ArtichokesBeets BroccoliCeleriacChardCilantroFennelFingerling potatoesKohlrabiPeas - SnapPeas - SnowPeppers - Red/YellowShallotsSweet CornTomatoes, cherry
You probably realize that each market-basket survey is unique to time and place. What gives you a good "feel" for your local market is when you do them regularly over a series of years and then balance your results against your subjective measures. These subjective measures include talking to the produce managers, produce buyers and other farmers, listening to customer comments, etc. Then you have to analyze how robust your prices are. I have a statistics background, so I am confident my methodology for setting prices is robust. That has been corroborated by my customers. Poor sales, at least in this country, are more a function of convenience and transportation, than of actual price/value comparison.

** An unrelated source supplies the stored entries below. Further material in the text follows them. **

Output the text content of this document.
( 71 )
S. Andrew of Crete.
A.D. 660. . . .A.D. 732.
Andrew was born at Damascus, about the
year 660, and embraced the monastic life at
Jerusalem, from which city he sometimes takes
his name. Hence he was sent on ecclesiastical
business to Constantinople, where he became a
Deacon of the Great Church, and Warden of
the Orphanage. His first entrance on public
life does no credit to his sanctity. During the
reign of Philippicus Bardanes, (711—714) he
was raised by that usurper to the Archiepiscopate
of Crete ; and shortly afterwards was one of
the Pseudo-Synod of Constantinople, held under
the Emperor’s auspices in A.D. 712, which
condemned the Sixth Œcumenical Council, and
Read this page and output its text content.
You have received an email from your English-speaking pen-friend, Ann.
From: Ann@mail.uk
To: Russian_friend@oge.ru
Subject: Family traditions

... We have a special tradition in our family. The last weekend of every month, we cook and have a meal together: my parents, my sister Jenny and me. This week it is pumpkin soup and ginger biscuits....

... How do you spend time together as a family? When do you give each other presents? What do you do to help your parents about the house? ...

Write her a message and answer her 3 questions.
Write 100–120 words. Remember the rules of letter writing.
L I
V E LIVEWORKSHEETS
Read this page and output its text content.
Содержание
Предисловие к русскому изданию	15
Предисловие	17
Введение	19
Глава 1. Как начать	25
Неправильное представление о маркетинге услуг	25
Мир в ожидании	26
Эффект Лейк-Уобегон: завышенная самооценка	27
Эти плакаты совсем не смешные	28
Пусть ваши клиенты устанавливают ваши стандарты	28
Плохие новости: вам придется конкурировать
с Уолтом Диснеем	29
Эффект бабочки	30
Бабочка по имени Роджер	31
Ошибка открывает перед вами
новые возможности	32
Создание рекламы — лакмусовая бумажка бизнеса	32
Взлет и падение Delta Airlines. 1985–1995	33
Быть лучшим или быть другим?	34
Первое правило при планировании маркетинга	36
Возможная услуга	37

At the risk of flogging a dead horse, here is my take in a nutshell:Organic is all about marketing.Local is all about transportation and freshness.Sustainable is all about energy inputs.
By the way, did I mention that I am competing against conventional produce, NOT organic. I always beat the organic prices by a wide margin and I market myself as Beyond Organic, since I do everything the NOP recommends, but also have a low carbon footprint because of no tractors.
locally grown sold direct almost always beat out the prices you see at grocery stores. When i do my pricing I too use conventional retail prices at the local chains as a comparison. So my not certified but beyond organic produce is generally a bit cheaper than the conventional prices.
if you cook a lot and buy in bulk in season and than can, dry or freeze the bounty pricing of food out of season gets even cheaper.
Local is the only way to eat. better quality, cheaper pricing, fresher and you the customer know where the food came from, who grew it and how. you will never get that from any grocery store no matter how many pretty signs they put up telling farmer stories.
I work in the pricing dept of a supermarket and I farm. When you are talking organic produce from a supermarket, the farmer will be cheaper, but not 100% of the time.
For many non-certified organic growers, or organic growers in areas without many organic buyers, they have to compete with regular supermarket produce which is never possible. Standard supermarket produce is pretty much always cheaper- especially the loss leader items that local small farmers could never compete with. Non-certified organic growers or those in markets without demand for certified produce will find IMHO that they need to price in between the standard supermarket prices and the organic produce prices.